Anlässlich der Frühjahrs-Agrarministerkonferenz 2026 im bayerischen Bad Reichenhall richtete der Deutsche Bauernverband (DBV) klare Erwartungen an die Agrarminister der Länder sowie an Bundeslandwirtschaftsminister Alois Rainer. In einem Anliegenpapier fordert der Verband ein eigenständiges und praxistaugliches System der Gemeinsamen Agrarpolitik (GAP) ab 2028. Die laufenden Verhandlungen zum Mehrjährigen Finanzrahmen (MFR) und zur künftigen Gestaltung der GAP hätten, so der DBV, eine Schlüsselrolle für die Einkommenssicherung der landwirtschaftlichen Betriebe und für die Wettbewerbsfähigkeit des gesamten Sektors. DBV-Präsident Joachim Rukwied betonte, dass eine zukunftsfähige GAP ein starkes und verlässliches Agrarbudget sowie klare Zuständigkeiten brauche. Einkommenswirksame Direktzahlungen müssten auch künftig eine tragende Säule der landwirtschaftlichen Einkommen bleiben; deshalb gelte es, alle agrarischen Regelungen wieder vollständig in der GAP zu bündeln – ohne Kappung, Degression oder unnötige Bürokratie.

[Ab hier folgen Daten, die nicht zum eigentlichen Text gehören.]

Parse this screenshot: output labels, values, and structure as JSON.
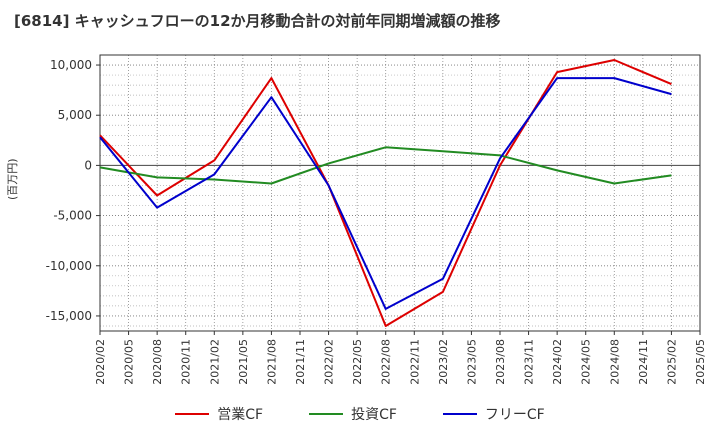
{
  "title": "[6814]  キャッシュフローの12か月移動合計の対前年同期増減額の推移",
  "chart_data": {
    "type": "line",
    "title": "[6814]  キャッシュフローの12か月移動合計の対前年同期増減額の推移",
    "ylabel": "(百万円)",
    "xlabel": "",
    "ylim": [
      -16500,
      11000
    ],
    "yticks": [
      10000,
      5000,
      0,
      -5000,
      -10000,
      -15000
    ],
    "ytick_labels": [
      "10,000",
      "5,000",
      "0",
      "-5,000",
      "-10,000",
      "-15,000"
    ],
    "x_tick_labels": [
      "2020/02",
      "2020/05",
      "2020/08",
      "2020/11",
      "2021/02",
      "2021/05",
      "2021/08",
      "2021/11",
      "2022/02",
      "2022/05",
      "2022/08",
      "2022/11",
      "2023/02",
      "2023/05",
      "2023/08",
      "2023/11",
      "2024/02",
      "2024/05",
      "2024/08",
      "2024/11",
      "2025/02",
      "2025/05"
    ],
    "grid": true,
    "legend_position": "bottom",
    "series": [
      {
        "name": "営業CF",
        "color": "#dd0000",
        "points": [
          [
            "2020/02",
            3000
          ],
          [
            "2020/08",
            -3000
          ],
          [
            "2021/02",
            500
          ],
          [
            "2021/08",
            8700
          ],
          [
            "2022/02",
            -2000
          ],
          [
            "2022/08",
            -16000
          ],
          [
            "2023/02",
            -12600
          ],
          [
            "2023/08",
            0
          ],
          [
            "2024/02",
            9300
          ],
          [
            "2024/08",
            10500
          ],
          [
            "2025/02",
            8100
          ]
        ]
      },
      {
        "name": "投資CF",
        "color": "#228b22",
        "points": [
          [
            "2020/02",
            -200
          ],
          [
            "2020/08",
            -1200
          ],
          [
            "2021/02",
            -1400
          ],
          [
            "2021/08",
            -1800
          ],
          [
            "2022/02",
            200
          ],
          [
            "2022/08",
            1800
          ],
          [
            "2023/02",
            1400
          ],
          [
            "2023/08",
            1000
          ],
          [
            "2024/02",
            -500
          ],
          [
            "2024/08",
            -1800
          ],
          [
            "2025/02",
            -1000
          ]
        ]
      },
      {
        "name": "フリーCF",
        "color": "#0000cc",
        "points": [
          [
            "2020/02",
            2800
          ],
          [
            "2020/08",
            -4200
          ],
          [
            "2021/02",
            -900
          ],
          [
            "2021/08",
            6800
          ],
          [
            "2022/02",
            -2000
          ],
          [
            "2022/08",
            -14300
          ],
          [
            "2023/02",
            -11300
          ],
          [
            "2023/08",
            700
          ],
          [
            "2024/02",
            8700
          ],
          [
            "2024/08",
            8700
          ],
          [
            "2025/02",
            7100
          ]
        ]
      }
    ]
  }
}
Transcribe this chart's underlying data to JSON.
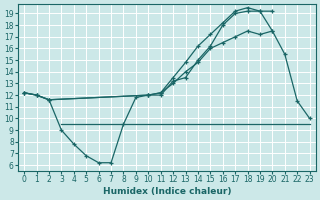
{
  "xlabel": "Humidex (Indice chaleur)",
  "bg_color": "#cce8e8",
  "line_color": "#1a6666",
  "grid_color": "#ffffff",
  "xlim": [
    -0.5,
    23.5
  ],
  "ylim": [
    5.5,
    19.8
  ],
  "xticks": [
    0,
    1,
    2,
    3,
    4,
    5,
    6,
    7,
    8,
    9,
    10,
    11,
    12,
    13,
    14,
    15,
    16,
    17,
    18,
    19,
    20,
    21,
    22,
    23
  ],
  "yticks": [
    6,
    7,
    8,
    9,
    10,
    11,
    12,
    13,
    14,
    15,
    16,
    17,
    18,
    19
  ],
  "curve_dip_x": [
    0,
    1,
    2,
    3,
    4,
    5,
    6,
    7,
    8,
    9,
    10,
    11,
    12,
    13,
    14,
    15,
    16,
    17,
    18,
    19,
    20,
    21,
    22,
    23
  ],
  "curve_dip_y": [
    12.2,
    12.0,
    11.6,
    9.0,
    7.8,
    6.8,
    6.2,
    6.2,
    9.5,
    11.8,
    12.0,
    12.0,
    13.2,
    13.5,
    15.0,
    16.2,
    18.0,
    19.0,
    19.2,
    19.2,
    17.5,
    15.5,
    11.5,
    10.0
  ],
  "curve_upper_x": [
    0,
    1,
    2,
    10,
    11,
    12,
    13,
    14,
    15,
    16,
    17,
    18,
    19,
    20
  ],
  "curve_upper_y": [
    12.2,
    12.0,
    11.6,
    12.0,
    12.2,
    13.5,
    14.8,
    16.2,
    17.2,
    18.2,
    19.2,
    19.5,
    19.2,
    19.2
  ],
  "curve_mid_x": [
    0,
    1,
    2,
    10,
    11,
    12,
    13,
    14,
    15,
    16,
    17,
    18,
    19,
    20
  ],
  "curve_mid_y": [
    12.2,
    12.0,
    11.6,
    12.0,
    12.2,
    13.0,
    14.0,
    14.8,
    16.0,
    16.5,
    17.0,
    17.5,
    17.2,
    17.5
  ],
  "flat_x": [
    3,
    4,
    5,
    6,
    7,
    8,
    9,
    10,
    11,
    12,
    13,
    14,
    15,
    16,
    17,
    18,
    19,
    20,
    21,
    22,
    23
  ],
  "flat_y": [
    9.5,
    9.5,
    9.5,
    9.5,
    9.5,
    9.5,
    9.5,
    9.5,
    9.5,
    9.5,
    9.5,
    9.5,
    9.5,
    9.5,
    9.5,
    9.5,
    9.5,
    9.5,
    9.5,
    9.5,
    9.5
  ]
}
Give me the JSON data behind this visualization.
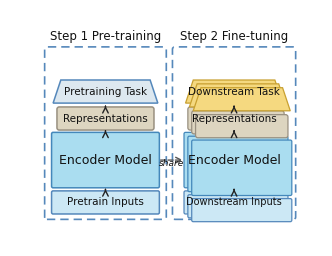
{
  "title_left": "Step 1 Pre-training",
  "title_right": "Step 2 Fine-tuning",
  "share_label": "share",
  "outer_border": "#5588bb",
  "encoder_color": "#aaddf0",
  "encoder_border": "#4488bb",
  "representations_color": "#ddd5c0",
  "representations_border": "#999080",
  "pretrain_task_color": "#dde8f0",
  "pretrain_task_border": "#5588bb",
  "downstream_task_color": "#f5d980",
  "downstream_task_border": "#c8a030",
  "inputs_color": "#cce8f5",
  "inputs_border": "#5588bb",
  "arrow_color": "#222222",
  "dashed_arrow_color": "#555555",
  "text_color": "#111111",
  "bg_color": "#ffffff",
  "title_fontsize": 8.5,
  "label_fontsize": 7.5,
  "encoder_fontsize": 9,
  "share_fontsize": 6.5
}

Darüber hinaus erneuerte der Bauernverband Mitte dieser Woche seine Forderung nach einem konsequenten Bürokratieabbau. EU-Vereinfachungen müssten ohne zusätzliche nationale Auflagen umgesetzt werden, um die Betriebe spürbar zu entlasten. Weniger Kontrollen, mehr praxistaugliche Regeln und eine bessere Planungssicherheit seien dafür unerlässlich. Kritisch bewertet der DBV die geplante EU-Naturwiederherstellungsverordnung, da sie die Flächenkonkurrenz weiter verschärfen und das Verhältnis zwischen Landwirtschaft und Naturschutz zusätzlich belasten könnte. Der Verband plädiert daher für eine klare Ausrichtung auf Freiwilligkeit, Kooperation und eine ausreichende Finanzierung außerhalb der GAP.
Angesichts der zunehmenden Marktvolatilität mahnt der DBV außerdem die zügige Einführung einer steuerfreien Risikoausgleichsrücklage an, um Preisschwankungen abfedern und das betriebliche Risikomanagement stärken zu können. Auf nationaler Ebene bestehe dringender Handlungsbedarf bei zentralen Rahmenbedingungen der Agrarwirtschaft. Dazu zählten unter anderem eine grundlegende Reform des Düngerechts mit stärkerer Verursachergerechtigkeit, eine verlässliche Versorgung mit wirksamen Pflanzenschutzmitteln sowie deutliche Erleichterungen im Genehmigungsrecht der Nutztierhaltung. Auch im Bereich Bioenergie sei ein praxisgerechtes EEG-Design essenziell, um den Fortbestand landwirtschaftlicher Biogasanlagen zu sichern und deren Potenzial für eine flexible erneuerbare Energieversorgung auszuschöpfen.
Nicht zuletzt verweist der DBV auf die besondere Situation der Sonderkulturbetriebe. Angesichts des hohen internationalen Wettbewerbsdrucks seien rechtssichere Rahmenbedingungen für kurzfristige Beschäftigung und tragfähige Lösungen beim Mindestlohn zwingend notwendig, um Obst-, Gemüse- und Weinbaubetriebe in Deutschland zu erhalten. Eine eng definierte Sonderregelung für Saisonarbeitskräfte beim Mindestlohn sei sowohl möglich als auch notwendig, um die Lebensmittelproduktion im Land zu sichern und die Selbstversorgung zu stärken. Der Verband setzt dabei ausdrücklich auf die Unterstützung der Bundesländer, um entsprechende Impulse auch an den Bund und die Europäische Union weiterzugeben.